Although the numbers for participation has increased, the amount of preparation and conditioning has not. Children and teens are not preparing themselves correctly and sufficiently to take on a sport or athletic activity. This is a strong concern considering most of these young athletes like myself, are multi-sport athletes.

I feel that the preparation for youth sports is poor for a few reasons. A lot of coaches are parents that volunteer and although they are well meaning, they don’t have the background in sports training to properly assist a young athlete. A second reason is that these athletes only have typically two weeks of training before a sport season begins. The Maine Principals Association sets specific dates when a sport can start. Some kids are out of shape when it comes time for their sport to begin. Two weeks is not enough time to develop a team, get in physical shape and learn skills and plays.

Preparation for youth sports should include a good conditioning program. Stretching, strength training, elasticity exercises, endurance training, and nutrition are all components of good conditioning.

Athletes need to prepare themselves physically and mentally. Physically, they need the right nutrition, amount of hydration, and conditioning. Balanced nutrition consists of carbohydrates, proteins, vitamins and minerals, even fats. A balance nutritious diet is key for a young athlete and it really affects their performance.

Young athletes also need the proper of hydration to keep them in tiptop shape.I know it gives me so much energy during the day!

Conditioning: Probably the most important of the three. Youth athletes need both what is called aerobic and anaerobic conditioning. Aerobic conditioning is any low-intensity activity, Young athletes should workout in 20-60 minute aerobic time periods. Anaerobic or physical activity, is exercising when your heart rate has reached about 85- 100% of your maximum heart rate. A few popular forms of conditioning would be, running, swimming, rowing, elliptical machines, etc.

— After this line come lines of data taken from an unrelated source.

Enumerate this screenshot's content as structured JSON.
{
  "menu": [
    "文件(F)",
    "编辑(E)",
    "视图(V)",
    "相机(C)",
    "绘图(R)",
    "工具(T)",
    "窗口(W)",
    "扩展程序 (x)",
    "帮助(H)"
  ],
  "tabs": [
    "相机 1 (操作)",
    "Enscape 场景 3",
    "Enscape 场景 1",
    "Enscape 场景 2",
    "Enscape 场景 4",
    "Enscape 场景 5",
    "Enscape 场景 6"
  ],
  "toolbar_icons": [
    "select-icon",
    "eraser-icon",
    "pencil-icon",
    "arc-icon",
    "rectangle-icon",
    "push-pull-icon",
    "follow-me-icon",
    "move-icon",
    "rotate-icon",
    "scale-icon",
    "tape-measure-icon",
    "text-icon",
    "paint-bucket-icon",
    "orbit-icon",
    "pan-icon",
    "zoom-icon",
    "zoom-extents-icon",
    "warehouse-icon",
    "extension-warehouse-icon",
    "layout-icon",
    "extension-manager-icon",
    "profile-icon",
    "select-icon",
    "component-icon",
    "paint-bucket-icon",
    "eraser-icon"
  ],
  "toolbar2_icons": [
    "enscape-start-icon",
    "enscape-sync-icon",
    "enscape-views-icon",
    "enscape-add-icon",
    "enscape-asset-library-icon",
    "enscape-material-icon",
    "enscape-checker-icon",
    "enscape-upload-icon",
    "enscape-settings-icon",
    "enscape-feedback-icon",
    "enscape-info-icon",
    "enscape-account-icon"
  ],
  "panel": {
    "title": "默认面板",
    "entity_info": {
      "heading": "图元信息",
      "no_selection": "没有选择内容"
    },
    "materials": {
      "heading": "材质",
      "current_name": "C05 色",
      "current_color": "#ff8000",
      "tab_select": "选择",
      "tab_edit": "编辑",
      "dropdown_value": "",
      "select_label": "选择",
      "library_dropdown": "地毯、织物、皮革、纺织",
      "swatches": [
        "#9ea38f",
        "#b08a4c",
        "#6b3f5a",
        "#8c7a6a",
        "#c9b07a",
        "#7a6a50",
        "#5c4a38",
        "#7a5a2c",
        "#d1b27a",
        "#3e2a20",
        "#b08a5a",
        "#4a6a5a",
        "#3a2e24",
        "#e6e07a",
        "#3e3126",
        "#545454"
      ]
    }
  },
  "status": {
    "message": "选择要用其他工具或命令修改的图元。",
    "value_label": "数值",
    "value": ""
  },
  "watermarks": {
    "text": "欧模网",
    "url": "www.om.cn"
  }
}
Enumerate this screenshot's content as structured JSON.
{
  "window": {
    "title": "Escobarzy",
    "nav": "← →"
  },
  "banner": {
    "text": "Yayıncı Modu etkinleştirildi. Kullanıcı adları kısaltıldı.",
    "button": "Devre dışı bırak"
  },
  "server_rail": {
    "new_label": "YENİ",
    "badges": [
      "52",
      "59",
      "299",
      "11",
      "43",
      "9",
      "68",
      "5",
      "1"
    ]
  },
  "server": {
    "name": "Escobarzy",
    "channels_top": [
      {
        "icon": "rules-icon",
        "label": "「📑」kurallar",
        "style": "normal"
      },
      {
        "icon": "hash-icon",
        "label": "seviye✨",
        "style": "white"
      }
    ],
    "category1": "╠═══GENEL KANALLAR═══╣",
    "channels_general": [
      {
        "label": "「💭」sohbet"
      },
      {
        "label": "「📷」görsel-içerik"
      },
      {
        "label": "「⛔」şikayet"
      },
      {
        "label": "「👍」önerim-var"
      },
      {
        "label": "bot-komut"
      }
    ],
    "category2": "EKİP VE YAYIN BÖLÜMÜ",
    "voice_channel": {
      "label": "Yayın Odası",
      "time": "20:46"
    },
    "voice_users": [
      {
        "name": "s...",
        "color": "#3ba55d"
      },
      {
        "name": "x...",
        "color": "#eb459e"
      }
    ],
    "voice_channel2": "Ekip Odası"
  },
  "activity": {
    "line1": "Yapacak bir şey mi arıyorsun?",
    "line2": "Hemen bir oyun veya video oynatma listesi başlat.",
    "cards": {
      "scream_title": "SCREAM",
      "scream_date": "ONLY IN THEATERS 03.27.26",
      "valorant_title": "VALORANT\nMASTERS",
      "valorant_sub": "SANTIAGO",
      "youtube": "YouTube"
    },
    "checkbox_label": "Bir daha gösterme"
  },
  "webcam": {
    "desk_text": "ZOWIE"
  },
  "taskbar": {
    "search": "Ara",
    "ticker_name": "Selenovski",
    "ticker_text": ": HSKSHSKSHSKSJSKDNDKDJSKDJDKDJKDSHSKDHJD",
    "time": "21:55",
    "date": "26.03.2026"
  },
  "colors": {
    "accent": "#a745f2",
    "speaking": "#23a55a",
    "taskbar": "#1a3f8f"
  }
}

Not only does a youth athlete need to be physically prepared, but mentally prepared. Mentally preparing yourself is a lot easier than physically preparing yourself. The purpose of mental preparation is to get you focused and ready for your sport. Some ways that really help are listening to your favorite songs, or getting away from all the hype and only focusing on the game.

All of this can really improve the way you or your child performs in sports. It can also really help in preventing injury.

I recently became a member of the Central Maine Conditioning Clinic in Auburn; it was there that I met John Floyd. I began going to the clinic weekly for sessions and John became my personal trainer. He taught me so much about proper conditioning of my body and he set up a great workout program for me. I feel the results have been amazing! He also taught me a lot about injury prevention and injury treatment. he gave me stretching exercises, should i become injured. I highly recommend any serious athlete or coach learning about Central maine Conditioning Clinic in Auburn and learning about what they can offer you.